This blog post is based on a peer-reviewed article, which was published and presented at the Network Traffic Measurement and Analysis Conference TMA2025.
When quantum computers are sufficiently developed, which may take many more years, they will be able to break the forms of cryptography currently in use. That includes the cryptography deployed in DNS, specifically in DNSSEC. Therefore, it is necessary to investigate how DNSSEC can be transitioned to use post-quantum cryptography (PQC), which is cryptography designed with quantum computers’ capabilities in mind. PQC algorithms have different characteristics compared with algorithms used in DNSSEC today (such as RSA or ECDSA), for instance in terms of signature size and verification time. Therefore, DNSSEC’s transition to PQC will have an operational impact. We considered the background to PQC’s relevance to SIDN in an earlier blog post.
In the remainder of this blog post, we discuss our research evaluating PQC for use in DNSSEC signing by top-level domain (TLD) operators.
As the operator of .nl, we are interested in the effects of using post-quantum cryptography on our operations. To measure the impact of PQC, we have analysed the properties and performance of cryptographic algorithms in DNSSEC by signing and verifying zone files. For a TLD operator, signing and verifying a zone file are common operations. Even if, practically, only zone file deltas are signed every half hour, signing the full zone is a good metric for comparing algorithms with each other. We also measured the zone file size, providing us with information about the public key size and signature size of the algorithms.
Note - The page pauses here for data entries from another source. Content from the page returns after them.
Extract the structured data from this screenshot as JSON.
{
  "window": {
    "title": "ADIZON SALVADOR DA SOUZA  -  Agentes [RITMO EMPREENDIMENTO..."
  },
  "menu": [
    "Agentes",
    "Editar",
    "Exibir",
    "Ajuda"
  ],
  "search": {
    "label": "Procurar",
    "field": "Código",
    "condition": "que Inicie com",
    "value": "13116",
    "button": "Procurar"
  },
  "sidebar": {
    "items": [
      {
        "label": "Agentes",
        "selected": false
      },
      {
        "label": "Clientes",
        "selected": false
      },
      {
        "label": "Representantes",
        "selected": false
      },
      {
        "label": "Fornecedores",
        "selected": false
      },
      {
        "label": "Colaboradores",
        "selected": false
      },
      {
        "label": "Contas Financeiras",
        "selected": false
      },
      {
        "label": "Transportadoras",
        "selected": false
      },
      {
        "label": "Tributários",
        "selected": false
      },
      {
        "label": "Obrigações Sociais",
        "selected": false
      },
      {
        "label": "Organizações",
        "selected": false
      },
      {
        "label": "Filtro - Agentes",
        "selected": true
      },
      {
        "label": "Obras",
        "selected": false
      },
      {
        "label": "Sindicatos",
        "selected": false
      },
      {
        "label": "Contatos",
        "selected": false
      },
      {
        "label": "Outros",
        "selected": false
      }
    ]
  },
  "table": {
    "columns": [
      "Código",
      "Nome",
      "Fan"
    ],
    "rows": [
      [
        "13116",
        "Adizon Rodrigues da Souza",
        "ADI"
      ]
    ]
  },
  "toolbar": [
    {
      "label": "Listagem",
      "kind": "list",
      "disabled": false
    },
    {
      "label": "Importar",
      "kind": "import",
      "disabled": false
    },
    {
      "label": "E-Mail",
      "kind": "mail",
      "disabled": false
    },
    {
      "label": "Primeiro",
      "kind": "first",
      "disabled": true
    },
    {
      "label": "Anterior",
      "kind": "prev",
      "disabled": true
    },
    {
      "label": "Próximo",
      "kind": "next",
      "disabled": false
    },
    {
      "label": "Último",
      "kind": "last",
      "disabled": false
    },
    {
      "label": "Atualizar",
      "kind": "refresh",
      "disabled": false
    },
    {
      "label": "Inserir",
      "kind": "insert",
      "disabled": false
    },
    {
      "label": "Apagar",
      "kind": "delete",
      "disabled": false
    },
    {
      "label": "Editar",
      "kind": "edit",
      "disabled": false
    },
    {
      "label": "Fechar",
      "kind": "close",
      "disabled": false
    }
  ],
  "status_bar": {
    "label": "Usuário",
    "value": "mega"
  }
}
For DNSSEC signing options, we considered three types of non-existence: NSEC, NSEC3, NSEC3 Opt-Out. For more information on those modes, see RFC 7129.
We tested RSA-1280 (DNSSEC algorithm 8), ECDSA-P256 (DNSSEC algorithm 13), Falcon-512 and MAYO-2. RSA and ECDSA are both algorithms that must be implemented for DNSSEC signing and validation. Both algorithms have a significant share of usage across all TLDs, with ECDSA gaining popularity over RSA. Falcon, a post-quantum algorithm, has been selected for standardisation by NIST. Finally, MAYO is a promising candidate algorithm that is one of the competitors in the NIST process for selecting new post-quantum signature schemes.
We used three zone files as input for our analysis: the .nl, .se and.nu zone files, which we classify as large, medium and small, respectively. The zone files of both .se and .nu are publicly accessible, but the zone file for .nl is not.
Finally, we accounted for hardware acceleration based on CPU features by means of the feature levels of x86-64 architecture. We differentiated between x86-64-v2 and x86-64-v3, which includes AVX and AVX2, two feature flags that we know are used by PQC algorithms.
We then conducted 16 runs, covering all possible combinations of variables.
We found that the impact of PQC algorithms on the DNSSEC signing operations for TLD operators is limited. Let’s highlight a few results for the .nl zone file.
When it comes to signing the entire zone file, we present the results relative to the baseline ECDSA-P256 algorithm (algorithm 13). The results are shown in Figure 1. A ratio of “2.0x” indicates that the tested algorithm is twice as slow as the baseline. We observe that both Falcon and MAYO significantly benefit from hardware acceleration. In terms of hardware-accelerated results, Falcon’s performance is roughly comparable to RSA, while MAYO’s performance is roughly similar to ECDSA-P256.
Figure 1: Increase in signing time for .nl zone compared with the baseline algorithm (algorithm 13, ECDSA-P256). Without (left) and with (right) hardware acceleration.
Figure 2: Increase in validation time for .nl zone compared with the baseline algorithm (algorithm 13, ECDSA-P256). Without (left) and with (right) hardware acceleration.
When we validate the entire zone file, we find that MAYO benefits the most from hardware acceleration. For hardware-accelerated results, the performance of Falcon is comparable to ECDSA-P256 (algorithm 13), while the performance of MAYO is comparable to RSA (algorithm 8). This indicates that the performance of the tested PQC algorithms during zone file validation is comparable to that of currently deployed algorithms.
Figure 3: The size of the .nl zone file when the zone is unsigned, signed with traditional algorithms, and signed with PQC algorithms. Note that the y-axis is logarithmic.
Finally, the zone size shows a relatively large increase for both PQC algorithms, due to their larger signature and public key sizes. Particularly Falcon has larger signatures of 666 bytes, compared with 64 for algorithm 13. This impacts TLD operators, not just in terms of the disk space needed for their authoritative servers, but also in terms of memory consumption (loading the entire zone in memory) and bandwidth.
The results demonstrate that the performance impact on both signing and validation is minimal. That is because the performance of both PQC algorithms is comparable to that of the algorithms currently most widely deployed, provided that hardware acceleration is utilised (x86-64-v3).
Since carrying out the study described here, we have started working on measuring the impact of PQC DNSSEC on DNS resolvers. We will use anonymised traffic traces from a real-world resolver and replay the flow on our testbed. That will allow us to study the impact of PQC DNSSEC on the resolver. For instance, in some cases, DNS messages are too large for a single UDP packet, so DNS falls back on TCP. We want to analyse the impact of resolvers switching to TCP on the experience of the end-user, as well as on the authoritative servers.